I cannot give assurances as to the complete accuracy of any of the

recollections, claims, and counterclaims contained in the prior para., but

if the issue interests you I would bet that there's a good deal of material

available concerning this topic both on and off the web.

Best, Greg Downing



Greg Downing, at greg.downing@nyu.edu or gd2@is2.nyu.edu



___________________________________________________________________

Date: Fri, 25 Aug 2000 13:28:02 -0700 (PDT)

From: Lisa Diguardi <diguardi@yahoo.com>

Subject: Re: Abraham Lincoln

I believe you are talking about Larry Kramer.

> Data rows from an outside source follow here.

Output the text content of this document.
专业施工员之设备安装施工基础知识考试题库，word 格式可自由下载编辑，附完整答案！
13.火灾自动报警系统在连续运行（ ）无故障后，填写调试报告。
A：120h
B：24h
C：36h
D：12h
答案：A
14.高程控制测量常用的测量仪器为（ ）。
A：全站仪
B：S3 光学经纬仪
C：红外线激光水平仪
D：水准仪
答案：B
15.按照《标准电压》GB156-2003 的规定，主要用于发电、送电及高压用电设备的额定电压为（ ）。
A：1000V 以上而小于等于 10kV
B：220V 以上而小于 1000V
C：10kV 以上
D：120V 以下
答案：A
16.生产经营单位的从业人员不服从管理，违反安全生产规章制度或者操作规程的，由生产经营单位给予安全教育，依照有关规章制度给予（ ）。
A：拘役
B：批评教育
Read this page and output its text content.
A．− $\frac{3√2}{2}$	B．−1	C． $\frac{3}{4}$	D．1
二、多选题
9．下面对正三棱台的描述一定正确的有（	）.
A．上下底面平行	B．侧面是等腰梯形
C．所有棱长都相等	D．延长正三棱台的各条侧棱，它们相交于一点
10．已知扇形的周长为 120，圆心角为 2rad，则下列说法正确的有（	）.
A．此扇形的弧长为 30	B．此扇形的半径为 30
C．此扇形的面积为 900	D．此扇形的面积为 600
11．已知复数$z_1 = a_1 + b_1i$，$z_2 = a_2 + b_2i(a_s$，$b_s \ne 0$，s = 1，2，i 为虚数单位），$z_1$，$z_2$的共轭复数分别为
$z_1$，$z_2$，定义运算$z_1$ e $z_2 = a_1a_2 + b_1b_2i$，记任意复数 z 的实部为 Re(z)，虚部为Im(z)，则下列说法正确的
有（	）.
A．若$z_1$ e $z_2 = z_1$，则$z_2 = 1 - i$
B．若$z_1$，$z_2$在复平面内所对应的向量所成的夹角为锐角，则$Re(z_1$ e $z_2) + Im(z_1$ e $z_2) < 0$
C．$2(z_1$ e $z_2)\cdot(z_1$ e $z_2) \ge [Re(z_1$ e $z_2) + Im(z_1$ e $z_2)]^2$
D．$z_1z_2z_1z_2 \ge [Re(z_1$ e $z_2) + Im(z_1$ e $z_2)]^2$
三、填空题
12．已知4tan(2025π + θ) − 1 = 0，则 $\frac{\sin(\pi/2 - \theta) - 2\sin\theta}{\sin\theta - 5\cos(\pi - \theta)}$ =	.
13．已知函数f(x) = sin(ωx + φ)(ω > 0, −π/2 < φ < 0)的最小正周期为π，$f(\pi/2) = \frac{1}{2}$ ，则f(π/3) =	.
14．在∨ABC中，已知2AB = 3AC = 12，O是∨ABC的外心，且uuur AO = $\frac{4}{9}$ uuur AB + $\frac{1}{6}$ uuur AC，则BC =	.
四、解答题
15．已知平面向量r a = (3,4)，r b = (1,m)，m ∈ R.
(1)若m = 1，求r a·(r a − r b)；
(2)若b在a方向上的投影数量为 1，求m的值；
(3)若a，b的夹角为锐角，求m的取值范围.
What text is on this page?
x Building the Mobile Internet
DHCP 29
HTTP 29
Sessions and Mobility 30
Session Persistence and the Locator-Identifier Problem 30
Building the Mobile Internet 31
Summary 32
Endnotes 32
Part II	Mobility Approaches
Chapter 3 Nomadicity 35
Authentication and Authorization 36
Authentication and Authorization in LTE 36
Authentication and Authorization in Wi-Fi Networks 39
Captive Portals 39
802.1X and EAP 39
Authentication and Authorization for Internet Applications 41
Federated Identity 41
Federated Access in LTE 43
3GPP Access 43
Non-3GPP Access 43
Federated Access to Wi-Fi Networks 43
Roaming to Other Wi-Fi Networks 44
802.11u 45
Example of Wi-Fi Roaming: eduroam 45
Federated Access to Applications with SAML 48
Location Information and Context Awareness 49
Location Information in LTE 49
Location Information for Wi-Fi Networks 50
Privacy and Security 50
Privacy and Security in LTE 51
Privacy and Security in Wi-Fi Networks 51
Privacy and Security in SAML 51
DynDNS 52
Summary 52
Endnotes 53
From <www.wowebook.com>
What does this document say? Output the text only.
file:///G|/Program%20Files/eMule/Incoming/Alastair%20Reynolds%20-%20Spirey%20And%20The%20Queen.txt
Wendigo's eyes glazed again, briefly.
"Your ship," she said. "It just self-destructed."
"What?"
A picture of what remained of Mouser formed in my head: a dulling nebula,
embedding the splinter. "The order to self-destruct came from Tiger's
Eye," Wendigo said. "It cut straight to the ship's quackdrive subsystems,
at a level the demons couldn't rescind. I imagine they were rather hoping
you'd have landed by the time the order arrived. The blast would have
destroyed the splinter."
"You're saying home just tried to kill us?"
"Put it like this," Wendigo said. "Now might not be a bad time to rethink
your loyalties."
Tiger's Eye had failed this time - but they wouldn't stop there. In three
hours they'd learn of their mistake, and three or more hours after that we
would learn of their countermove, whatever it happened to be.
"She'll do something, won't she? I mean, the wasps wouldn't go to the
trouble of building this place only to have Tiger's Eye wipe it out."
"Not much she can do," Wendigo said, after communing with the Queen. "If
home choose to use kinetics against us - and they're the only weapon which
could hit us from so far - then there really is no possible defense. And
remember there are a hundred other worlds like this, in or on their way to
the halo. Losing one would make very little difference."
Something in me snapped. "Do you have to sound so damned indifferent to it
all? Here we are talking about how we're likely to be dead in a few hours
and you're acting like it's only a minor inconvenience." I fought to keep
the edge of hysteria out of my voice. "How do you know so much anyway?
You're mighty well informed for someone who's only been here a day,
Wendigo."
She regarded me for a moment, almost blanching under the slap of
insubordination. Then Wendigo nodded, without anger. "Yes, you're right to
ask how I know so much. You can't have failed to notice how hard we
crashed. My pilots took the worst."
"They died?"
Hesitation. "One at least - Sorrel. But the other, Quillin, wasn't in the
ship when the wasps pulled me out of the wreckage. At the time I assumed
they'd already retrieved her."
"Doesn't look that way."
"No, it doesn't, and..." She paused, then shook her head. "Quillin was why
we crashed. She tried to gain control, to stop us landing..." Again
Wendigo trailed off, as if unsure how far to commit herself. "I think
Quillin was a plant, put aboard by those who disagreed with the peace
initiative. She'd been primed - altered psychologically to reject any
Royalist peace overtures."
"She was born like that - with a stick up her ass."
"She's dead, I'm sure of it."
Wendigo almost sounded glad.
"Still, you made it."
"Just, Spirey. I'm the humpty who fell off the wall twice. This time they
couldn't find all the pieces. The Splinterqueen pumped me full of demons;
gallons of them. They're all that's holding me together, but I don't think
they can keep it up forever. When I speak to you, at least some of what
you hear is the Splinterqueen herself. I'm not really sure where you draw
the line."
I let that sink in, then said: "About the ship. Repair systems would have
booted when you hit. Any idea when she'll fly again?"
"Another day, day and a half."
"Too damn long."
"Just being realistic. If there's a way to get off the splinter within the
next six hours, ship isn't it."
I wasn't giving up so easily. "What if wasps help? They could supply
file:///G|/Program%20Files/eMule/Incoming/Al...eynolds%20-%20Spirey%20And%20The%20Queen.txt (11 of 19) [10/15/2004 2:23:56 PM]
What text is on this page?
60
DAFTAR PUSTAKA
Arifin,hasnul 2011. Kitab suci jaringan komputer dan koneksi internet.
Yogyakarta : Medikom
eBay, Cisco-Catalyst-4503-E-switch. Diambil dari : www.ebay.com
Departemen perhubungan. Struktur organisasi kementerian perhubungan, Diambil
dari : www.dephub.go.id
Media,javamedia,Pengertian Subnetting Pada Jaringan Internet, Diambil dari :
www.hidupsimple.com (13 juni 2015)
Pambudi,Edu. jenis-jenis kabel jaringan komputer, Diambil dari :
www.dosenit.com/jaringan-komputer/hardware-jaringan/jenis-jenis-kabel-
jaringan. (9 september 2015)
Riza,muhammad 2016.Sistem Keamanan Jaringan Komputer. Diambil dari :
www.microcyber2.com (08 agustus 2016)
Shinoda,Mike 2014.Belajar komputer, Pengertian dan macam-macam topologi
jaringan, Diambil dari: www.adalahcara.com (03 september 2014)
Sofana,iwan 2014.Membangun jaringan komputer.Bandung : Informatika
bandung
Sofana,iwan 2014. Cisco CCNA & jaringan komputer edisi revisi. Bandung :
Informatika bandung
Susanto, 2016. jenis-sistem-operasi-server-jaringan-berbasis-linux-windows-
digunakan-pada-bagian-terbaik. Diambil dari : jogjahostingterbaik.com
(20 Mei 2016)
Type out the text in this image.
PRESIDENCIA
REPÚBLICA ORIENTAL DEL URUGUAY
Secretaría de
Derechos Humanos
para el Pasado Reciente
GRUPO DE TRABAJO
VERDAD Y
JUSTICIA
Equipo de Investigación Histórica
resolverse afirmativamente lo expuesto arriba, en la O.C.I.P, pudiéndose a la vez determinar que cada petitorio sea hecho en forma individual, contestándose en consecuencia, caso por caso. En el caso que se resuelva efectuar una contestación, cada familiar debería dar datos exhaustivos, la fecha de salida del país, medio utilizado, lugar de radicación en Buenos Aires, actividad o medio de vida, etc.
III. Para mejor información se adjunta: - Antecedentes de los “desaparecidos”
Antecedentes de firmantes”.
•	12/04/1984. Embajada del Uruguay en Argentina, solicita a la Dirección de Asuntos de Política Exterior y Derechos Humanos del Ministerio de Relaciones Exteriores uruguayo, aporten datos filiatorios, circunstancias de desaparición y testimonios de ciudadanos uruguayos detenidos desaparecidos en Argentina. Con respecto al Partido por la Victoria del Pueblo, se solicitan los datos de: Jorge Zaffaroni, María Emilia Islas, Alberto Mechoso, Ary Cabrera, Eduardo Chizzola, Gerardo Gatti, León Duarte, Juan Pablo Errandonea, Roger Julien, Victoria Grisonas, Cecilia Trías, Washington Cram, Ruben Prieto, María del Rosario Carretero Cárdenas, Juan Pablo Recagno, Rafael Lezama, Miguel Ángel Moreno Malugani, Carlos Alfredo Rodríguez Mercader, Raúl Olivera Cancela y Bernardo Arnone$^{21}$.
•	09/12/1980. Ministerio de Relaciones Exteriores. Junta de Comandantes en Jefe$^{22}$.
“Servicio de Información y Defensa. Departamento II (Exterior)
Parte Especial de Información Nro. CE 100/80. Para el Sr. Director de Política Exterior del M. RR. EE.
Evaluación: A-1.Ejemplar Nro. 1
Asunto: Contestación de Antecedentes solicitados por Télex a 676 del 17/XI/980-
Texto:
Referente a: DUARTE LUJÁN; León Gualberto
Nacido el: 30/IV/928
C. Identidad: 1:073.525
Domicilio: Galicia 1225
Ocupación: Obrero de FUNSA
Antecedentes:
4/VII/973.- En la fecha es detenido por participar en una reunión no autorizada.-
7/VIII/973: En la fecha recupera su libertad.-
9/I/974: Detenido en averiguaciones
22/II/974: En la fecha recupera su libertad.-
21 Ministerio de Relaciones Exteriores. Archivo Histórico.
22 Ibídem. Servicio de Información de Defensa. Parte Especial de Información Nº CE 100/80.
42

To the best of my

knowledge, he is not a historian but an activist and playwright.

I, too, was very skeptical about his claims.

-Lisa Diguardi

___________________________________________________________________Date: Sat, 26 Aug 2000 08:13:08 +0200

From: Jens =?iso-8859-1?Q?Rydstr=F6m?= <jens.rydstrom@historia.su.se>

Subject: Re: Abraham Lincoln

Leila Rupp writes in her "A Desired Past" (U of Chicago Press 1999), p 48:

"The revelation that Abraham Lincoln shared a double bed (and his most

private thoughts) with general store proprietor Joshua Speed as he started

out on his illustrious career in Springfield, Illinois, has attracted a

great deal of attention, leding on the one hand to claims that this means

he was "gay" and on the other to attempts to use this piece of history to

raise awareness of the different ways that male intimacy could be expressed

in the past." And in the note she refers to

David Herbert Donald, Lincoln (New York, Simon and Schuster 1995)

and

George Chauncey, "The Ridicule of Gay and Lesbian Studies Threatens All

Academic Inquiry." Chronicle of Higher Education 44, no. 43:A40 (1998).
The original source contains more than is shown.